How to organize R scripts that use functions stored in R/ directory of R package - r

I have the following package structure:
mypackage/
|-- .Rbuildignore
|-- .gitignore
|-- DESCRIPTION
|-- NAMESPACE
|-- inst
|-- extdata
|-- mydata.csv
|-- vignettes
|-- R
|-- utils.R
`-- mypackage.Rproj
Currently I stored all the functions in R/ directory. My question is
where should I put scripts (e.g. named try_functions.R) to try the functions stored in R/, that scripts. It also use data stored in inst/extdata/
And in development process using RStudio, what's the workflow like to update and try the package after we add and fixed functions in R/.

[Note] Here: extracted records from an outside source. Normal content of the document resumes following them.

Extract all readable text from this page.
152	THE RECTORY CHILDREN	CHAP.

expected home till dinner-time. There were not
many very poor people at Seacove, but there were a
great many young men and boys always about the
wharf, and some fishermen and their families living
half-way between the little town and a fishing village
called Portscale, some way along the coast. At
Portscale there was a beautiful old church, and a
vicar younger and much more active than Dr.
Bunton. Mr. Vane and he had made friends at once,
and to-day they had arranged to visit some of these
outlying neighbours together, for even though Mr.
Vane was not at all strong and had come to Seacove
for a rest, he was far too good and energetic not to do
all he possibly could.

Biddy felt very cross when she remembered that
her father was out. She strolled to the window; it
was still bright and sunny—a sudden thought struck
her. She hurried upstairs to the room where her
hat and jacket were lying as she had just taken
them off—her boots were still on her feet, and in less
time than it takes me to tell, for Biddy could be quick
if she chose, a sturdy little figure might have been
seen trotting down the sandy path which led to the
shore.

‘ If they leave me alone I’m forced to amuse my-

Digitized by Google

It sounds to me like testthat is the package you are looking for. By "try", I presume you mean "test," and the way that it is canonically done for the testthat package is within a tests/testthat directory for the package.
Hadley's "Advanced R" book has a good deal more information about best practices, and you can find many good examples by looking at github.
Some excerpts from the docs:
Testing is a vital part of package development. It ensures that your
code does what you want it to do. Testing, however, adds an additional
step to your development workflow. The goal of this chapter is to show
you how to make this task easier and more effective by doing formal
automated testing using the testthat package.
And implementing:
To set up your package to use testthat, run:
devtools::use_testthat()
This will:
Create a tests/testthat directory.
Adds testthat to the Suggests field in the DESCRIPTION.
Creates a file tests/testthat.R that runs all your tests when R CMD
check runs. (You’ll learn more about that in automated checking.)
You also might look at the rprojroot package for referencing various places within the directory of the package.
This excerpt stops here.